Under section 114A of the Evidence Act where the prosecutrix alleges that the accused had sexual intercourse with her and she did not consent the court shall regard that there was no consent. The evidence of the victim of rape alone is sufficient to prove absence of consent in a charge of rape. It is the accused to prove that the prosecutrix consented to sexual-intercourse. When a case of rape is committed the following presumptions under this section can be drawn:
(i) There has been sexual-intercourse;
(ii) Sexual intercourse with or without consent;
(iii) The prosecutrix did not consent.
The new section mainly deals with the last point i.e. (iii). As soon as the victim complains that she is raped, the burden of proving of consent would be shifted to the accused.
Most encouraging development has been the observation of the Supreme Court.
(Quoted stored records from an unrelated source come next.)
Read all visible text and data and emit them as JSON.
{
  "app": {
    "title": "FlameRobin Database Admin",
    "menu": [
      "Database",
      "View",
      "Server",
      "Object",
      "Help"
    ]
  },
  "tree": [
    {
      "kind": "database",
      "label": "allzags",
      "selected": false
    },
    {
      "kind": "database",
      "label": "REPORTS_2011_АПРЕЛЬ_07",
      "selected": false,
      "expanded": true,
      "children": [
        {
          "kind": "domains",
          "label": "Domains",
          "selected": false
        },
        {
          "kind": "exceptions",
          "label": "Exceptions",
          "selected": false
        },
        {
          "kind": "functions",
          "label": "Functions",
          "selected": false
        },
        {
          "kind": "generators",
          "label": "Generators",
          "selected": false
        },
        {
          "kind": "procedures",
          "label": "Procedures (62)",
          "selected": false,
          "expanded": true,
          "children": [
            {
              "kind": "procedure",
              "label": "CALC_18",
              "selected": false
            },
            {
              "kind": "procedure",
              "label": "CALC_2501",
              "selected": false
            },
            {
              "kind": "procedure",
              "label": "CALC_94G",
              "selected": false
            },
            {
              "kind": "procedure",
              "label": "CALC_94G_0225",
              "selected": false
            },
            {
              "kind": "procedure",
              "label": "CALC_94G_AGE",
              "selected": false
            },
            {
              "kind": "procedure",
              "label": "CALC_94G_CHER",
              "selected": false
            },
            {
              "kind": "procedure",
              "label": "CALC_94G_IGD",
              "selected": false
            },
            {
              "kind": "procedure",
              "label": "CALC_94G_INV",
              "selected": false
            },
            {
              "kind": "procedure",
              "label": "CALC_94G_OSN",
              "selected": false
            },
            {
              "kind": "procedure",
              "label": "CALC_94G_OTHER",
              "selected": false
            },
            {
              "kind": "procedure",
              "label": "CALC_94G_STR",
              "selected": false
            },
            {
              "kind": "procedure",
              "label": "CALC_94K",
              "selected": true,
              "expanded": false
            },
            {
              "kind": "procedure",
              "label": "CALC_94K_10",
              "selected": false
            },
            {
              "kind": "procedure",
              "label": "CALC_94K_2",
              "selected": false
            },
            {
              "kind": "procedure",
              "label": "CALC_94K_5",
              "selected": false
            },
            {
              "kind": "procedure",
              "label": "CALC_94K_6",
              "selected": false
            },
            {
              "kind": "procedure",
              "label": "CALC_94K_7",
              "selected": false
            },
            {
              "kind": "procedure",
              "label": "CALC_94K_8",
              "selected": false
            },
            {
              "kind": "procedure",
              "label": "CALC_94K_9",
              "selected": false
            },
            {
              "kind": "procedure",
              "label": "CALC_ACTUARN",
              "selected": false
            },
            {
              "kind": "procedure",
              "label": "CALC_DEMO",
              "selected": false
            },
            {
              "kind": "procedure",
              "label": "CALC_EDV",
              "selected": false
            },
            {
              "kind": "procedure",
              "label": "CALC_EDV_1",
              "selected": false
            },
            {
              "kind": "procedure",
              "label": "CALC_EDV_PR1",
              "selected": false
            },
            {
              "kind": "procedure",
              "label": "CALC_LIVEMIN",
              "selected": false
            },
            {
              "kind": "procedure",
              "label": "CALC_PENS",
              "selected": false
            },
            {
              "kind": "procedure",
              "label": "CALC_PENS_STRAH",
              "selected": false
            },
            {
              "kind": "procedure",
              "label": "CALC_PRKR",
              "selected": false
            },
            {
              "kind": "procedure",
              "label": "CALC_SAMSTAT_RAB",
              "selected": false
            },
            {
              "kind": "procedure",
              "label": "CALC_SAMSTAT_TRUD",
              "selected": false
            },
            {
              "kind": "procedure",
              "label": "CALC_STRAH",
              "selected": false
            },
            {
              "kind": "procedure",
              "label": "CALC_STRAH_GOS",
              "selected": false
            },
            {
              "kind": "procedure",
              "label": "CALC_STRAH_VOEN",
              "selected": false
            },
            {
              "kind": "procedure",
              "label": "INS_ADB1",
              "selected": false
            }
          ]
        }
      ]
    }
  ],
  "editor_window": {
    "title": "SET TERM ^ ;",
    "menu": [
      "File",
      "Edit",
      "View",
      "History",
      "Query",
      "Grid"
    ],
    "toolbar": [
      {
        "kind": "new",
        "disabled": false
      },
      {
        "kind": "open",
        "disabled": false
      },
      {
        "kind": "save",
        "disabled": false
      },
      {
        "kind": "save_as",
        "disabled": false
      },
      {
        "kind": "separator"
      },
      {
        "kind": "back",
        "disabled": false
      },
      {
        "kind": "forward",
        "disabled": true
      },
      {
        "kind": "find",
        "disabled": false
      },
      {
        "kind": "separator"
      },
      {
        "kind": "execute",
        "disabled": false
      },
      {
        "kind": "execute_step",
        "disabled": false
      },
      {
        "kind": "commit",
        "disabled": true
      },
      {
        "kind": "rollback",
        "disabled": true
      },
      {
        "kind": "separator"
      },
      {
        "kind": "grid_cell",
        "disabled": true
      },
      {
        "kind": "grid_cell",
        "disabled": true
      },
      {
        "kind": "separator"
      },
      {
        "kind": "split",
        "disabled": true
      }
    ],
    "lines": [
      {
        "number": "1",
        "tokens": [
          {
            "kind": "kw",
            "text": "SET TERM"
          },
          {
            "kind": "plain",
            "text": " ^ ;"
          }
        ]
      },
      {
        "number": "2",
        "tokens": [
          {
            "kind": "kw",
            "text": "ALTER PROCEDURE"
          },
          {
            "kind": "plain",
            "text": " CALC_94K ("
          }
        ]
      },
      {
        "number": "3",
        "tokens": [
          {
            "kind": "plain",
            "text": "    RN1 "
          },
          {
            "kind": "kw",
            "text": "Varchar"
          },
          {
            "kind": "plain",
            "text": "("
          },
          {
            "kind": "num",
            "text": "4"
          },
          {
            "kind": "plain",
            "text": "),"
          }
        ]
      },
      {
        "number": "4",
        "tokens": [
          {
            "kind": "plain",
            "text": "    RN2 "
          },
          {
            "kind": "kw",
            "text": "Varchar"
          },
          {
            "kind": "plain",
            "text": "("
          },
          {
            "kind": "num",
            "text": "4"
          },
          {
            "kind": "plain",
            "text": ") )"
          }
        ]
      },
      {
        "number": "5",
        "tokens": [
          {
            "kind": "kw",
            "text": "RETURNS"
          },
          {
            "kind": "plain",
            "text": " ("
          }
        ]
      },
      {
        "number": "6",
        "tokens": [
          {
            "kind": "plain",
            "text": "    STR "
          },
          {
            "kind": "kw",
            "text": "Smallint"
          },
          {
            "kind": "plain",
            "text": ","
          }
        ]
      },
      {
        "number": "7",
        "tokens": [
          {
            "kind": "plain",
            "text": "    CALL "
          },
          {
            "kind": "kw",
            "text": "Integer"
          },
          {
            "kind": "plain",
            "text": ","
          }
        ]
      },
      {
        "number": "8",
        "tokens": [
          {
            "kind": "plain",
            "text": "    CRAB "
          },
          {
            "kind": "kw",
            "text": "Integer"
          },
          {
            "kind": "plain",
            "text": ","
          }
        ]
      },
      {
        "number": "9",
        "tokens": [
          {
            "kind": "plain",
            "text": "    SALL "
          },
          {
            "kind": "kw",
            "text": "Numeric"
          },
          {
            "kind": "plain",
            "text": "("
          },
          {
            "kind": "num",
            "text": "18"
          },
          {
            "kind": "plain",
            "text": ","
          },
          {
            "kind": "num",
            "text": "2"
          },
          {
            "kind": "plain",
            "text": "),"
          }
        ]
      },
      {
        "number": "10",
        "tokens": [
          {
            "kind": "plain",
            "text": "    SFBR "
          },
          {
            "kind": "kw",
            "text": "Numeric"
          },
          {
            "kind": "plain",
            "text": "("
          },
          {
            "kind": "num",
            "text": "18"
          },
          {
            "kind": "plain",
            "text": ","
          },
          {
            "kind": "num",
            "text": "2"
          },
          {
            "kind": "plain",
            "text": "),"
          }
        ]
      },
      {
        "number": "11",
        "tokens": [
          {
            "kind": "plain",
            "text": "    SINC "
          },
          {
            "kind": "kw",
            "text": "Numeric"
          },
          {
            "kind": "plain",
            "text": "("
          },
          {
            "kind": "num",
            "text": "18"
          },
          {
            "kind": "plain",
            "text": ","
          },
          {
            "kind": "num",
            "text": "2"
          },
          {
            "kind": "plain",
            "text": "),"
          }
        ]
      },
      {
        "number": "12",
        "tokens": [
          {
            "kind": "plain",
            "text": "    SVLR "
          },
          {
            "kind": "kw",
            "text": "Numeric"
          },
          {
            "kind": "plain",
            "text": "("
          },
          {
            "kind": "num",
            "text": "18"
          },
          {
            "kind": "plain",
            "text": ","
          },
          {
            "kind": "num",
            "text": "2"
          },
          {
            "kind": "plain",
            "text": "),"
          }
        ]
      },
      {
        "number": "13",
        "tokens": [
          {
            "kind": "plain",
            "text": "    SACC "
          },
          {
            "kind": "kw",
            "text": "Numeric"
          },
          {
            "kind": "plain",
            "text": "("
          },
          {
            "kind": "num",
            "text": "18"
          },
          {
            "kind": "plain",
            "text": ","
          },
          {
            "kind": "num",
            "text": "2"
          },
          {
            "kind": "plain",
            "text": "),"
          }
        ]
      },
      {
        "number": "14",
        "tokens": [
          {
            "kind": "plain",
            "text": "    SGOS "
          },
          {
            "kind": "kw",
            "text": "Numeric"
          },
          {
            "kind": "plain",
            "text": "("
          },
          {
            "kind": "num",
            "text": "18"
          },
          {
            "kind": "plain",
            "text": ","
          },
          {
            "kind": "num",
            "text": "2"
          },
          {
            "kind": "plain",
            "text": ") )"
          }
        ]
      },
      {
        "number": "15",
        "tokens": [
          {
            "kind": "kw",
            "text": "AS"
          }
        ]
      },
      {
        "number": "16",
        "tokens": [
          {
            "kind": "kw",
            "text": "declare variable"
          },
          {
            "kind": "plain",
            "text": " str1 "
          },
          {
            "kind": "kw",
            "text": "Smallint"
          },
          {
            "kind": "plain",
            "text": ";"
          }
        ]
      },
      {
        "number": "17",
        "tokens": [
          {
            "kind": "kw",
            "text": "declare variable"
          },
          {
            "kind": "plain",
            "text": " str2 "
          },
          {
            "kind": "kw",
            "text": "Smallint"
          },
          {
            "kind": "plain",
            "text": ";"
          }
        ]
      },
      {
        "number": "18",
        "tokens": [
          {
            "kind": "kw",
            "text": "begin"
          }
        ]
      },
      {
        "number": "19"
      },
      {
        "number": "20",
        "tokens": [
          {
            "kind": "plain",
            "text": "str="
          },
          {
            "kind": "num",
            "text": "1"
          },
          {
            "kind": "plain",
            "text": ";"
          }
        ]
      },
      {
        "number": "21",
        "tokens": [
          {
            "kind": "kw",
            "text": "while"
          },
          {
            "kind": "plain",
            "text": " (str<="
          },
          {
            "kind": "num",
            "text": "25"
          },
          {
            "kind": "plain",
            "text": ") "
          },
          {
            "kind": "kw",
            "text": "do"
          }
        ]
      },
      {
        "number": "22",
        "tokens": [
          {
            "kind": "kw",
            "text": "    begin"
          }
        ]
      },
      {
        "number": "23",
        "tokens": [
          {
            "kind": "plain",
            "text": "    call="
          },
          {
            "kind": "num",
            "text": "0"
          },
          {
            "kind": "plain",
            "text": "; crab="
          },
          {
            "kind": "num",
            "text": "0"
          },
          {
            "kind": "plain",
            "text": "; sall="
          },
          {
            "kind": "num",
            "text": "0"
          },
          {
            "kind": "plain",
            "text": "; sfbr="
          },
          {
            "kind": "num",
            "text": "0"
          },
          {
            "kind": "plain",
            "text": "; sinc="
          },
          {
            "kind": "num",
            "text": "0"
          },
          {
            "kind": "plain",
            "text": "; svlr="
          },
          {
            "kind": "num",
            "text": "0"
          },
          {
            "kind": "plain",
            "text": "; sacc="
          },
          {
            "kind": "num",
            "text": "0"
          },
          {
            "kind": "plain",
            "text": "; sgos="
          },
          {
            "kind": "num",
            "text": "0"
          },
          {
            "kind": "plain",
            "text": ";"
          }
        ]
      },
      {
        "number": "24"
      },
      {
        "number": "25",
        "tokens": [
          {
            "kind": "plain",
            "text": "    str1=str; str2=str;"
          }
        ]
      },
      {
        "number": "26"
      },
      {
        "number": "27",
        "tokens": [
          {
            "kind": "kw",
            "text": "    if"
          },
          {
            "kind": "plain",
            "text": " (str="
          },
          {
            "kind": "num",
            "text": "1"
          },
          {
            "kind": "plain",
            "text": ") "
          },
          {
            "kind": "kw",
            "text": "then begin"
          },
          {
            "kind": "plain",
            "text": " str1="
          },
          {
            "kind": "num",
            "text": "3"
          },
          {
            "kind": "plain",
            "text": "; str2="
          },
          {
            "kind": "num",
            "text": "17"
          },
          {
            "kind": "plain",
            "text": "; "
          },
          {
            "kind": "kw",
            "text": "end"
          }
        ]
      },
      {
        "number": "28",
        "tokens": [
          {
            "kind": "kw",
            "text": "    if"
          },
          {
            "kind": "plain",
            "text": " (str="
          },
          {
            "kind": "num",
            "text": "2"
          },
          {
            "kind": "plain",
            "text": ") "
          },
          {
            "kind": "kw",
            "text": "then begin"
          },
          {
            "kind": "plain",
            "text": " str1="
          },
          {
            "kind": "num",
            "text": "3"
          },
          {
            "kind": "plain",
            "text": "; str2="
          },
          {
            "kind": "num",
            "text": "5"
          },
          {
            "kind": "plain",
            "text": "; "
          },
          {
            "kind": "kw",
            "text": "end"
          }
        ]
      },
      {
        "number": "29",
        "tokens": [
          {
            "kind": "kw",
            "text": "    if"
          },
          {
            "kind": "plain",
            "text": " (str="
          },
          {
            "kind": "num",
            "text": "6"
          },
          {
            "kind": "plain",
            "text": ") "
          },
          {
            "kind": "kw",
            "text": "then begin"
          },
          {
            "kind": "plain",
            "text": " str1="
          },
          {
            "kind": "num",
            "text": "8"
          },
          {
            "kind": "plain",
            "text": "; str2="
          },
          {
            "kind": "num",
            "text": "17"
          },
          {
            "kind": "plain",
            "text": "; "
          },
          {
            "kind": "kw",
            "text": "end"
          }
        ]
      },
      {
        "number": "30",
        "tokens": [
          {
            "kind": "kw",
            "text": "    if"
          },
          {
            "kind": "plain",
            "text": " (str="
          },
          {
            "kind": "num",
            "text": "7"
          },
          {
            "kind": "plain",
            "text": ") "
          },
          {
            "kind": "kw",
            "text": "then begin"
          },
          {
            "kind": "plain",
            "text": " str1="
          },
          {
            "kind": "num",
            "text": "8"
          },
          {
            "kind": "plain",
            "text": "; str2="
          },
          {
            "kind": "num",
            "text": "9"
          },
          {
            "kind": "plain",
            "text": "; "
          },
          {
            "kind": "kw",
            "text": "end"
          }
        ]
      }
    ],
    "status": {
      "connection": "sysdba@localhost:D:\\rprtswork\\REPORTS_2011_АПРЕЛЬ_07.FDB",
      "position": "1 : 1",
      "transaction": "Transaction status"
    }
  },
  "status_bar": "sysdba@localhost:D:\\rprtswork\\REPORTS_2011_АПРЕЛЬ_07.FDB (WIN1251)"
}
It said that “‘keeping in view the social victimization and ostracization of the victim of a sexual offence it would be appropriate that in the judgments of courts name of the victim should not be indicated”. Regarding proof of non-consent it was also observed that the question of consent is really a matter of defense by the accused and it is for the accused to place materials to show that there was consent.
Presumption against allegations of consensual sex:
It was held that “whereas Sections 113A and 113B inserted in the Evidence Act by same amendment raise a clear presumption in favour of the prosecution but no similar presumption with respect of rape is visualised as the presumption under section 114A is extremely restricted in its application.”